Cambiamos de almanaque, pero poco parece haber cambiado realmente. Es que el mundo no ha logrado sortear la crisis que impuso el coronavirus y su combate no ha mejorado. Mucho menos los pronósticos.
Entre los científicos especulan que alrededor del 70% de la población mundial es improbable que acceda a la vacunación antes de fin de año o, incluso, que no podrá hacerlo hasta el año que viene.
En Europa, no solamente volvieron los contagios de a miles y las muertes de a miles, sino que los gobiernos ensayan nuevas medidas de aislamiento, restricciones, y de rearmado del aparato sanitario.
Ya nadie sigue con tanta atención la lista de contagiados diarios, pero los reportes en muchos países latinoamericanos han vuelto a preocupar, mientras la dirigencia discute si se trata de un “rebrote” o de la “segunda ola”.

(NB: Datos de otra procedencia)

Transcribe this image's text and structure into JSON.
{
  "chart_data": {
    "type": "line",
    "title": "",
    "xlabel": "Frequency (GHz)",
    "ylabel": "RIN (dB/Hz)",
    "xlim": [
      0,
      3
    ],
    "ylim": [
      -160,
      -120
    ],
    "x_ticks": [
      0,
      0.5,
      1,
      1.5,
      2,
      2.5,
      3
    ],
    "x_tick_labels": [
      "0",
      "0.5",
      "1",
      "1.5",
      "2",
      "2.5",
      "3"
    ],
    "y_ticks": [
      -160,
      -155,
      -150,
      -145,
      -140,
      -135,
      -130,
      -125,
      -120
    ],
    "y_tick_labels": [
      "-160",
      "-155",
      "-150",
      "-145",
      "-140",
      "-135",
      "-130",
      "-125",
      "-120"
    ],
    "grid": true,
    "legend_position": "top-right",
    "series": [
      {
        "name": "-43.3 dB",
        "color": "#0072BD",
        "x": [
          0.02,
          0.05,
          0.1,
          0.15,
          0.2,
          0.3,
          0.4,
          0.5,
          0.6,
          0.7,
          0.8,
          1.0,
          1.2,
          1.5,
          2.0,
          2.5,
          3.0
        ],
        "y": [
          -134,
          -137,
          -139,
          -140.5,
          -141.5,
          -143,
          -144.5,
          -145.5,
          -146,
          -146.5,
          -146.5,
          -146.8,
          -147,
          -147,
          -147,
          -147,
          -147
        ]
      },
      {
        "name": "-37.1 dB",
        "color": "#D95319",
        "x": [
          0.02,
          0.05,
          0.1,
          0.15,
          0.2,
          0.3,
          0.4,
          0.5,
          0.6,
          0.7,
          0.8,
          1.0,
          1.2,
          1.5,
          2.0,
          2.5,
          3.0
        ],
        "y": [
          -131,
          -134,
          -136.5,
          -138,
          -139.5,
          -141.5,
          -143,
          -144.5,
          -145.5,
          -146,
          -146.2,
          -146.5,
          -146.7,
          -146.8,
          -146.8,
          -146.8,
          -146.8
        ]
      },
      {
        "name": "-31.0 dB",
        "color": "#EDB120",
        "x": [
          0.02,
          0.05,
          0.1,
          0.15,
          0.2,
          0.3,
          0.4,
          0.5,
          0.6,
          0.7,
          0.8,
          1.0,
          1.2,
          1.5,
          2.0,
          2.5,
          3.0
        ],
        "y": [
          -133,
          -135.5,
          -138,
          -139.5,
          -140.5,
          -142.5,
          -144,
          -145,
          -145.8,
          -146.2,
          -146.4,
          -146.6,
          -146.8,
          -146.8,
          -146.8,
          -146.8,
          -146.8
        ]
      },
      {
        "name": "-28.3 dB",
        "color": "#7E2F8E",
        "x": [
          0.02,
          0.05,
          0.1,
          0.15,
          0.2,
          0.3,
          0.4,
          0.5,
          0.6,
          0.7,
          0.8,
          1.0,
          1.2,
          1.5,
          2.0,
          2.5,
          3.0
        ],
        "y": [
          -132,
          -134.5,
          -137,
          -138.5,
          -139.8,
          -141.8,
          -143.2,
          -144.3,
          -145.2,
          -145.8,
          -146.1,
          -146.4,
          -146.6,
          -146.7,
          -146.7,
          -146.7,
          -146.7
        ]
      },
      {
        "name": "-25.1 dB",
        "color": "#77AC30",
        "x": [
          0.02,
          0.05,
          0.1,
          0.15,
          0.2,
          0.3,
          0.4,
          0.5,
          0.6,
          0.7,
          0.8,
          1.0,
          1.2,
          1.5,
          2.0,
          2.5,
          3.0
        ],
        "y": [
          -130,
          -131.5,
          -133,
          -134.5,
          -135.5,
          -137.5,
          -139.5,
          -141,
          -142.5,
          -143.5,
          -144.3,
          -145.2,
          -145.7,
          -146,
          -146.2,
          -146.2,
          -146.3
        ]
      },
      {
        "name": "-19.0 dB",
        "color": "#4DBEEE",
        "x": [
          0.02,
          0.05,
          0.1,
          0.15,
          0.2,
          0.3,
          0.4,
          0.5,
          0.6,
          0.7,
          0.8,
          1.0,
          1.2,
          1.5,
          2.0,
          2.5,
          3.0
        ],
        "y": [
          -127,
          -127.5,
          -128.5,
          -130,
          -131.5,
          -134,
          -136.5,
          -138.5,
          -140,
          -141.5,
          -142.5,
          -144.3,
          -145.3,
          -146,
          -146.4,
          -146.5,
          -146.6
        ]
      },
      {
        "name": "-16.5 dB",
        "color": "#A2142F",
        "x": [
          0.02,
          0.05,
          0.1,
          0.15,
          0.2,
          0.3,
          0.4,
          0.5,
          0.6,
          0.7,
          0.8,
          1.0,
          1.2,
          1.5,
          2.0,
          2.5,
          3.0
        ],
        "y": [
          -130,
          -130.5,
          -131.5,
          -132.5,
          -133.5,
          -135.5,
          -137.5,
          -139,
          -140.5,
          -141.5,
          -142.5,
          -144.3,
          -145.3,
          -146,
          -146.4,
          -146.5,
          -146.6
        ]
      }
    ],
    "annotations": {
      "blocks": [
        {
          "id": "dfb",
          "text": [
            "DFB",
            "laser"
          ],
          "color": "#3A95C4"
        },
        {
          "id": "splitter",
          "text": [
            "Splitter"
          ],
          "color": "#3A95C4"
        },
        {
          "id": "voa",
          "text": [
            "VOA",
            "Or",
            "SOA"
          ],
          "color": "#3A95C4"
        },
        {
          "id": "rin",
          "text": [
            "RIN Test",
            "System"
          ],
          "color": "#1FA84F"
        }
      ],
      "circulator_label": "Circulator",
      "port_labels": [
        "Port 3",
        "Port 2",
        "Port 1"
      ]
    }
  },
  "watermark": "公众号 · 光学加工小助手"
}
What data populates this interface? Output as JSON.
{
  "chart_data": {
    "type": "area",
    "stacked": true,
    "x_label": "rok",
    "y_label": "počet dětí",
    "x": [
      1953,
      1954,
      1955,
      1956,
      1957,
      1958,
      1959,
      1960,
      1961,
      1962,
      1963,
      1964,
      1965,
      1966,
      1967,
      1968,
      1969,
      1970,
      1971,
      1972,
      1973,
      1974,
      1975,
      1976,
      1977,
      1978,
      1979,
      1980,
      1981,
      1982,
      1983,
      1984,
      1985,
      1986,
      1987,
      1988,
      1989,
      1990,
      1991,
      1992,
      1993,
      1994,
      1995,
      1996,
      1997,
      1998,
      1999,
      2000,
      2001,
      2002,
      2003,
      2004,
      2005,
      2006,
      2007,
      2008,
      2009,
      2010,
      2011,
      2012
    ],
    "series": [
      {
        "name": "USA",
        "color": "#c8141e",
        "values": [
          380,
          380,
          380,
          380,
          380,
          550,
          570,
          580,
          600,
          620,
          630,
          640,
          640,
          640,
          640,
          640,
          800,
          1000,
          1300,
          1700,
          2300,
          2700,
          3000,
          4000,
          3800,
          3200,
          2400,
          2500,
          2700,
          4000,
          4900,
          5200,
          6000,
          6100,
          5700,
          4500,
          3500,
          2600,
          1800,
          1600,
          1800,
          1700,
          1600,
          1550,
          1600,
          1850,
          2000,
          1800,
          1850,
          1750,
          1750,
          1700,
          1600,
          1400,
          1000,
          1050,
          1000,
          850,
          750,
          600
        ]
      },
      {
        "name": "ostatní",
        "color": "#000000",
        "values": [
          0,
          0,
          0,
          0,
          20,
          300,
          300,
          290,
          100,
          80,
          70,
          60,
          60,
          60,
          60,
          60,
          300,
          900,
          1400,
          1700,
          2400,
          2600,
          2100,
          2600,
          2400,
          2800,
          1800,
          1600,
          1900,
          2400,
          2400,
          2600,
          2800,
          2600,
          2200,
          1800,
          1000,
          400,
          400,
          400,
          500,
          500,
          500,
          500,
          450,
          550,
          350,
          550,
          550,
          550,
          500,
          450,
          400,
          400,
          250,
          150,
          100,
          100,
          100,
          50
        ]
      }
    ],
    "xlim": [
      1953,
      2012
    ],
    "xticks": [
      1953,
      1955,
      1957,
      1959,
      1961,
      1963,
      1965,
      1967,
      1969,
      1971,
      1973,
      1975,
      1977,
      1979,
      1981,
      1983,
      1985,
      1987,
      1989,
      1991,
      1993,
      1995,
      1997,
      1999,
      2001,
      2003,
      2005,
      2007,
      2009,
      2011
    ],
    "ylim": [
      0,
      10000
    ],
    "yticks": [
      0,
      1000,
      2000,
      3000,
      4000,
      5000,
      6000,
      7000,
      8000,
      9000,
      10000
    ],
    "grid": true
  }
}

Lo peligroso de este combo son las personas que bajaron la guardia, los que quedaron atrapados entre la espada de la economía y la pared de la salud, a los que el hartazgo del encierro los ha vuelto temerarios.


No solamente se han puesto en riesgo de contagiarse sino de multiplicar ese riesgo a otros afectos, amigos, compañeros de trabajo.
Y tratan de justificar su temeridad con argumentos sobre la corrupción de la clase política (que existe y no se discute), pero que no opaca la otra realidad: la de una enfermedad bastante desconocida y que, en muchos lugares del mundo, hizo estragos.
La verdad es que la solución a la pandemia del coronavirus está bastante lejos -mucho más que lo que quisiéramos- y que en el mientras tanto vamos a tener que seguir conviviendo con reglas autoimpuestas. Dependerá de las decisiones individuales que todos la superemos.